Читать «Самосвал» онлайн - страница 62
Владимир Лорченков
Только что все фигуры от номера один до номера четыре плакали, визжали и выли, и мой брат, подняв голову, спросил меня:
— И вот это дерьмо всерьез собиралось лишить тебя ребенка? Ну, хера ты сопли жуешь? Успокойся. Бля, Володя, нельзя же быть таким слабонервным.
Я начинаю плакать, икать, трястись и выть. Я говорю:
— Аа-а-аааааххх!
После чего падаю и, выгнувшись, впиваюсь зубами в лицо леопарду-на-бицепсе, стискиваю челюсти, а потом теряю сознание. А уже после меня оттаскивают и отливают водой.
В зубах у меня зажат кусочек его щеки. Придя в себя, я отплевываюсь. Меня шатает.
— Успокойся, — перепуганный брат трясет меня за плечи, — успокойся, брат. Ну? Все, все. Успокойся. Возьми себя в руки. Сейчас мы их, бля, замочим всех.
После слова «замочим» фигуры, от первой до четвертой, начинают шевелиться и скулить, но брат смотрит мне в лицо и беспокоится. Все, все, даю понять я и отхожу чуть в сторону. После чего бросаюсь к одному из тел и начинаю, рыча, бить ногами в живот, пока ногу не сводит судорогой, и тогда я, схватив какую-то острую железяку, бью себя изо всех сил в сердце. Они хотели отобрать у меня тебя. Я убил нас. Я убил нас. Я не хочу жить. Я хочу умереть.
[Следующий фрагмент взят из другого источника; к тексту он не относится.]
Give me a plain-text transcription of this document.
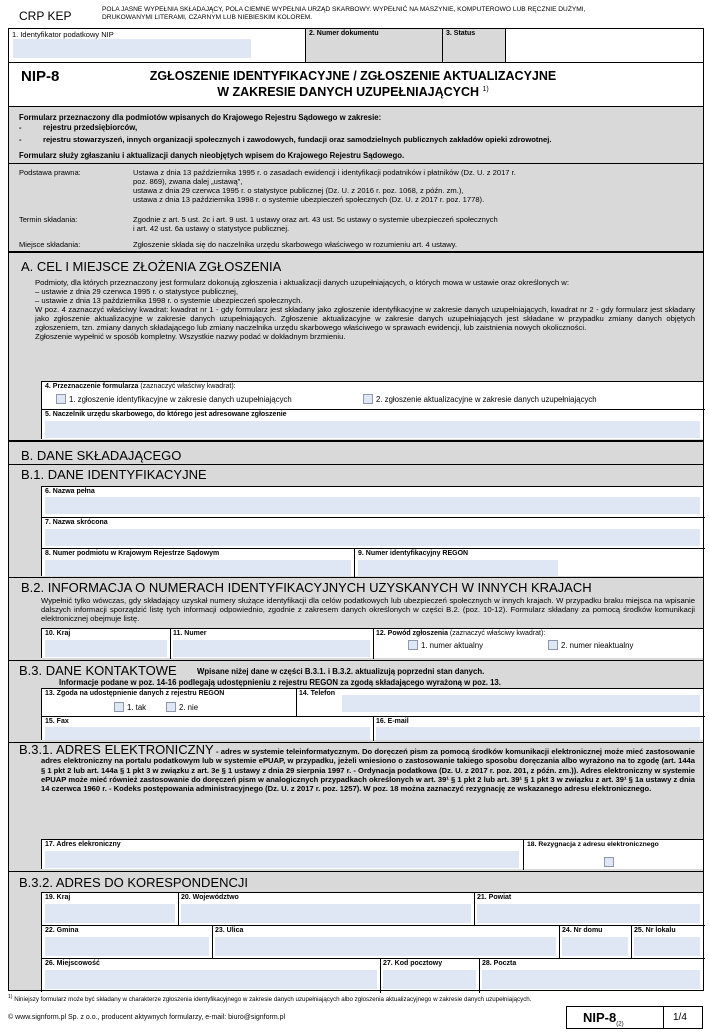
CRP KEP	POLA JASNE WYPEŁNIA SKŁADAJĄCY, POLA CIEMNE WYPEŁNIA URZĄD SKARBOWY. WYPEŁNIĆ NA MASZYNIE, KOMPUTEROWO LUB RĘCZNIE DUŻYMI,
DRUKOWANYMI LITERAMI, CZARNYM LUB NIEBIESKIM KOLOREM.
1. Identyfikator podatkowy NIP	2. Numer dokumentu	3. Status
NIP-8	ZGŁOSZENIE IDENTYFIKACYJNE / ZGŁOSZENIE AKTUALIZACYJNE
W ZAKRESIE DANYCH UZUPEŁNIAJĄCYCH $^{1)}$
Formularz przeznaczony dla podmiotów wpisanych do Krajowego Rejestru Sądowego w zakresie:
-	rejestru przedsiębiorców,
-	rejestru stowarzyszeń, innych organizacji społecznych i zawodowych, fundacji oraz samodzielnych publicznych zakładów opieki zdrowotnej.
Formularz służy zgłaszaniu i aktualizacji danych nieobjętych wpisem do Krajowego Rejestru Sądowego.
Podstawa prawna:	Ustawa z dnia 13 października 1995 r. o zasadach ewidencji i identyfikacji podatników i płatników (Dz. U. z 2017 r.
poz. 869), zwana dalej „ustawą”,
ustawa z dnia 29 czerwca 1995 r. o statystyce publicznej (Dz. U. z 2016 r. poz. 1068, z późn. zm.),
ustawa z dnia 13 października 1998 r. o systemie ubezpieczeń społecznych (Dz. U. z 2017 r. poz. 1778).
Termin składania:	Zgodnie z art. 5 ust. 2c i art. 9 ust. 1 ustawy oraz art. 43 ust. 5c ustawy o systemie ubezpieczeń społecznych
i art. 42 ust. 6a ustawy o statystyce publicznej.
Miejsce składania:	Zgłoszenie składa się do naczelnika urzędu skarbowego właściwego w rozumieniu art. 4 ustawy.
A. CEL I MIEJSCE ZŁOŻENIA ZGŁOSZENIA
Podmioty, dla których przeznaczony jest formularz dokonują zgłoszenia i aktualizacji danych uzupełniających, o których mowa w ustawie oraz określonych w:
– ustawie z dnia 29 czerwca 1995 r. o statystyce publicznej,
– ustawie z dnia 13 października 1998 r. o systemie ubezpieczeń społecznych.
W poz. 4 zaznaczyć właściwy kwadrat: kwadrat nr 1 - gdy formularz jest składany jako zgłoszenie identyfikacyjne w zakresie danych uzupełniających, kwadrat nr 2 - gdy formularz jest składany jako zgłoszenie aktualizacyjne w zakresie danych uzupełniających. Zgłoszenie aktualizacyjne w zakresie danych uzupełniających jest składane w przypadku zmiany danych objętych zgłoszeniem, tzn. zmiany danych składającego lub zmiany naczelnika urzędu skarbowego właściwego w sprawach ewidencji, lub zaistnienia nowych okoliczności.
Zgłoszenie wypełnić w sposób kompletny. Wszystkie nazwy podać w dokładnym brzmieniu.
4. Przeznaczenie formularza (zaznaczyć właściwy kwadrat):
1. zgłoszenie identyfikacyjne w zakresie danych uzupełniających	2. zgłoszenie aktualizacyjne w zakresie danych uzupełniających
5. Naczelnik urzędu skarbowego, do którego jest adresowane zgłoszenie
B. DANE SKŁADAJĄCEGO
B.1. DANE IDENTYFIKACYJNE
6. Nazwa pełna
7. Nazwa skrócona
8. Numer podmiotu w Krajowym Rejestrze Sądowym	9. Numer identyfikacyjny REGON
B.2. INFORMACJA O NUMERACH IDENTYFIKACYJNYCH UZYSKANYCH W INNYCH KRAJACH
Wypełnić tylko wówczas, gdy składający uzyskał numery służące identyfikacji dla celów podatkowych lub ubezpieczeń społecznych w innych krajach. W przypadku braku miejsca na wpisanie dalszych informacji sporządzić listę tych informacji odpowiednio, zgodnie z zakresem danych określonych w części B.2. (poz. 10-12). Formularz składany za pomocą środków komunikacji elektronicznej obejmuje listę.
10. Kraj	11. Numer	12. Powód zgłoszenia (zaznaczyć właściwy kwadrat):
1. numer aktualny	2. numer nieaktualny
B.3. DANE KONTAKTOWE	Wpisane niżej dane w części B.3.1. i B.3.2. aktualizują poprzedni stan danych.
Informacje podane w poz. 14-16 podlegają udostępnieniu z rejestru REGON za zgodą składającego wyrażoną w poz. 13.
13. Zgoda na udostępnienie danych z rejestru REGON
1. tak	2. nie
14. Telefon
15. Fax	16. E-mail
B.3.1. ADRES ELEKTRONICZNY - adres w systemie teleinformatycznym. Do doręczeń pism za pomocą środków komunikacji elektronicznej może mieć zastosowanie adres elektroniczny na portalu podatkowym lub w systemie ePUAP, w przypadku, jeżeli wniesiono o zastosowanie takiego sposobu doręczania albo wyrażono na to zgodę (art. 144a § 1 pkt 2 lub art. 144a § 1 pkt 3 w związku z art. 3e § 1 ustawy z dnia 29 sierpnia 1997 r. - Ordynacja podatkowa (Dz. U. z 2017 r. poz. 201, z późn. zm.)). Adres elektroniczny w systemie ePUAP może mieć również zastosowanie do doręczeń pism w analogicznych przypadkach określonych w art. 39¹ § 1 pkt 2 lub art. 39¹ § 1 pkt 3 w związku z art. 39¹ § 1a ustawy z dnia 14 czerwca 1960 r. - Kodeks postępowania administracyjnego (Dz. U. z 2017 r. poz. 1257). W poz. 18 można zaznaczyć rezygnację ze wskazanego adresu elektronicznego.
17. Adres elekroniczny	18. Rezygnacja z adresu elektronicznego
B.3.2. ADRES DO KORESPONDENCJI
19. Kraj	20. Województwo	21. Powiat
22. Gmina	23. Ulica	24. Nr domu	25. Nr lokalu
26. Miejscowość	27. Kod pocztowy	28. Poczta
$^{1)}$ Niniejszy formularz może być składany w charakterze zgłoszenia identyfikacyjnego w zakresie danych uzupełniających albo zgłoszenia aktualizacyjnego w zakresie danych uzupełniających.
© www.signform.pl Sp. z o.o., producent aktywnych formularzy, e-mail: biuro@signform.pl	NIP-$8_{(2)}$
1/4
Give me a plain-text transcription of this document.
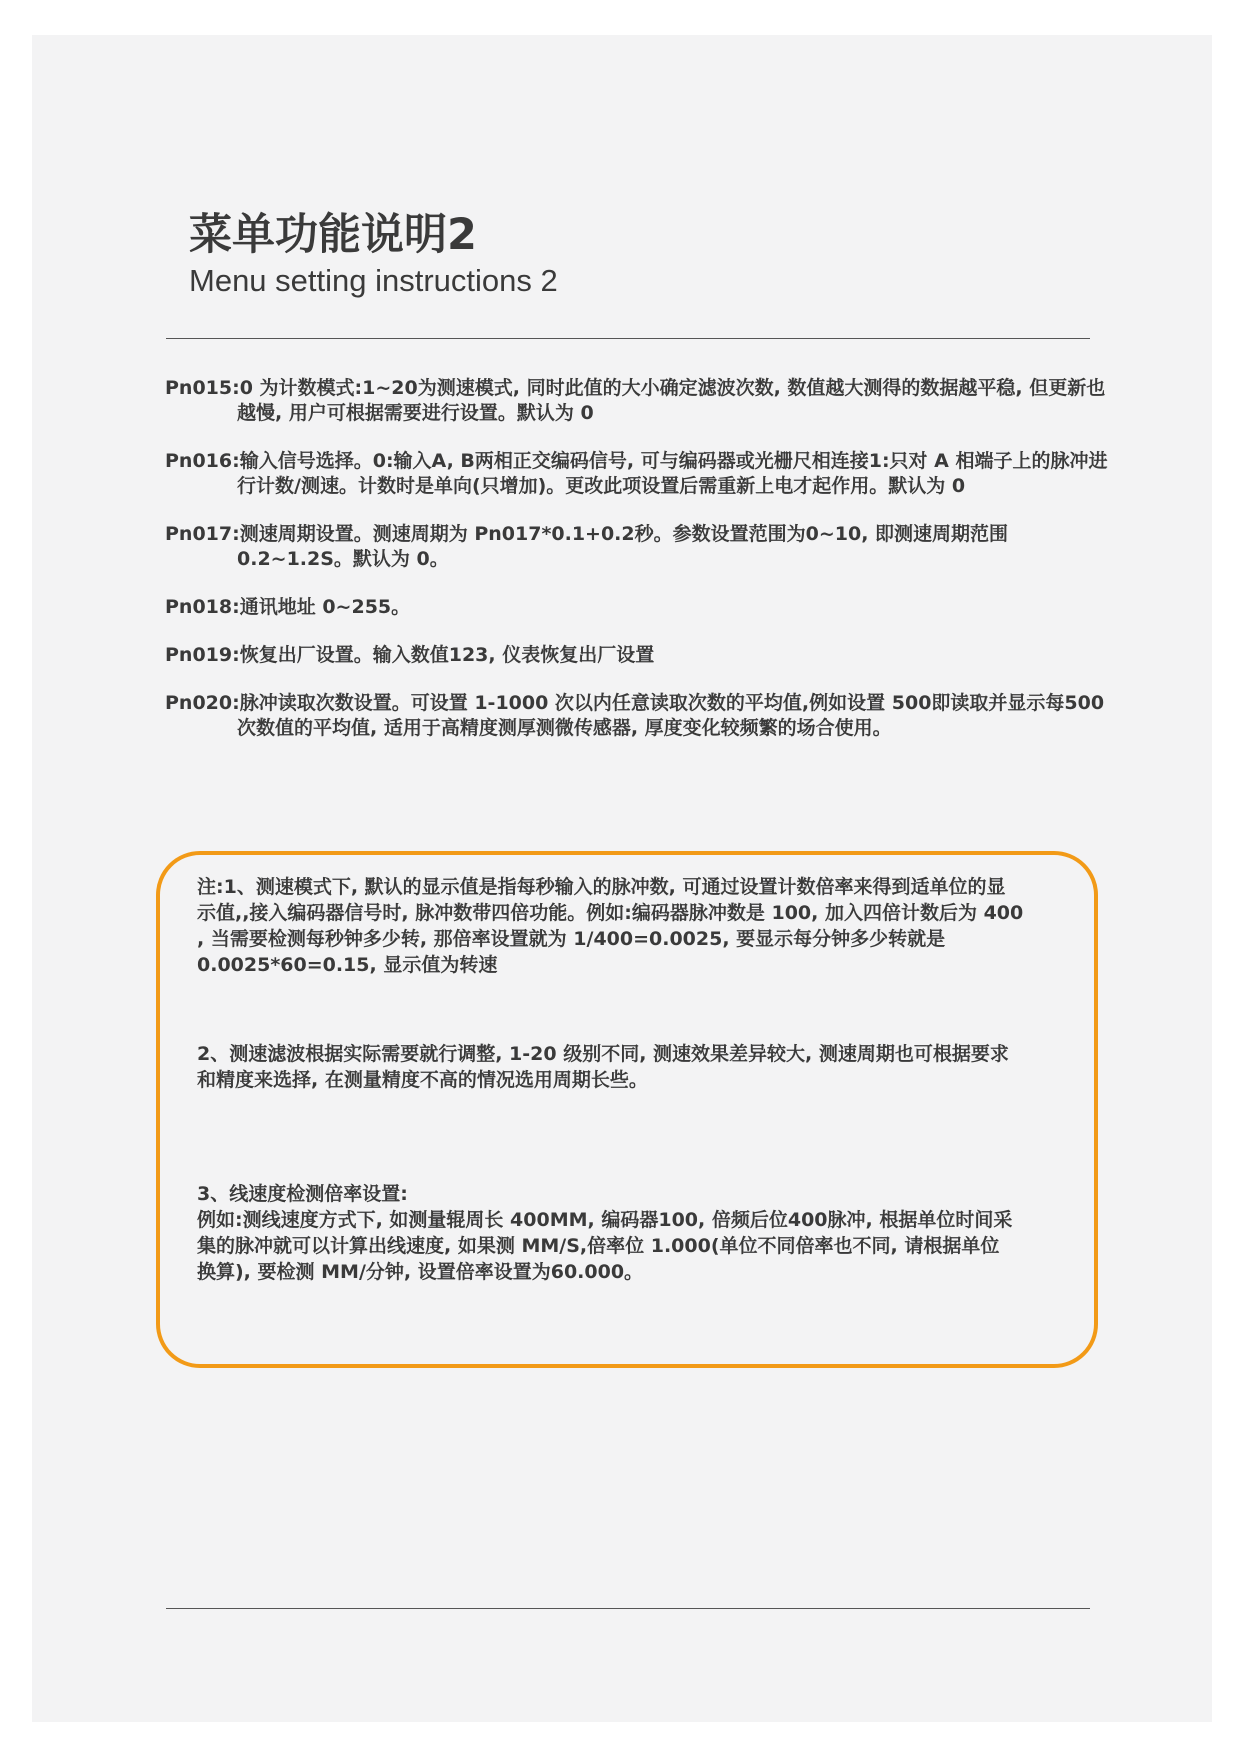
菜单功能说明2
Menu setting instructions 2
Pn015:0 为计数模式:1~20为测速模式, 同时此值的大小确定滤波次数, 数值越大测得的数据越平稳, 但更新也越慢, 用户可根据需要进行设置。默认为 0
Pn016:输入信号选择。0:输入A, B两相正交编码信号, 可与编码器或光栅尺相连接1:只对 A 相端子上的脉冲进行计数/测速。计数时是单向(只增加)。更改此项设置后需重新上电才起作用。默认为 0
Pn017:测速周期设置。测速周期为 Pn017*0.1+0.2秒。参数设置范围为0~10, 即测速周期范围 0.2~1.2S。默认为 0。
Pn018:通讯地址 0~255。
Pn019:恢复出厂设置。输入数值123, 仪表恢复出厂设置
Pn020:脉冲读取次数设置。可设置 1-1000 次以内任意读取次数的平均值,例如设置 500即读取并显示每500 次数值的平均值, 适用于高精度测厚测微传感器, 厚度变化较频繁的场合使用。
注:1、测速模式下, 默认的显示值是指每秒输入的脉冲数, 可通过设置计数倍率来得到适单位的显
示值,,接入编码器信号时, 脉冲数带四倍功能。例如:编码器脉冲数是 100, 加入四倍计数后为 400
, 当需要检测每秒钟多少转, 那倍率设置就为 1/400=0.0025, 要显示每分钟多少转就是
0.0025*60=0.15, 显示值为转速
2、测速滤波根据实际需要就行调整, 1-20 级别不同, 测速效果差异较大, 测速周期也可根据要求
和精度来选择, 在测量精度不高的情况选用周期长些。
3、线速度检测倍率设置:
例如:测线速度方式下, 如测量辊周长 400MM, 编码器100, 倍频后位400脉冲, 根据单位时间采
集的脉冲就可以计算出线速度, 如果测 MM/S,倍率位 1.000(单位不同倍率也不同, 请根据单位
换算), 要检测 MM/分钟, 设置倍率设置为60.000。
Мне больно, мне больно, мне больно, больно, мне больно…
Меня бьют по затылку, и я выключаюсь.
* * *
Удивительное дело. Когда умираешь, тебе видятся самые обычные вещи. Нет никакого рая из облаков и сахарной ваты, и ангелочков нет, и прозрачных фигур нет, ни фейерверков, ни архангела Гавриила, ни матрицы, ничего нет — в общем, кинематограф облажался. А вот дешевые романы нет. Потому что когда я умер, все случилось так, как описывают в тех самых дешевых романах. Я просто встал и увидел себя лежащим на диване. Себя мертвого и мертвого ребенка. Между прочим, Матвей тоже встал.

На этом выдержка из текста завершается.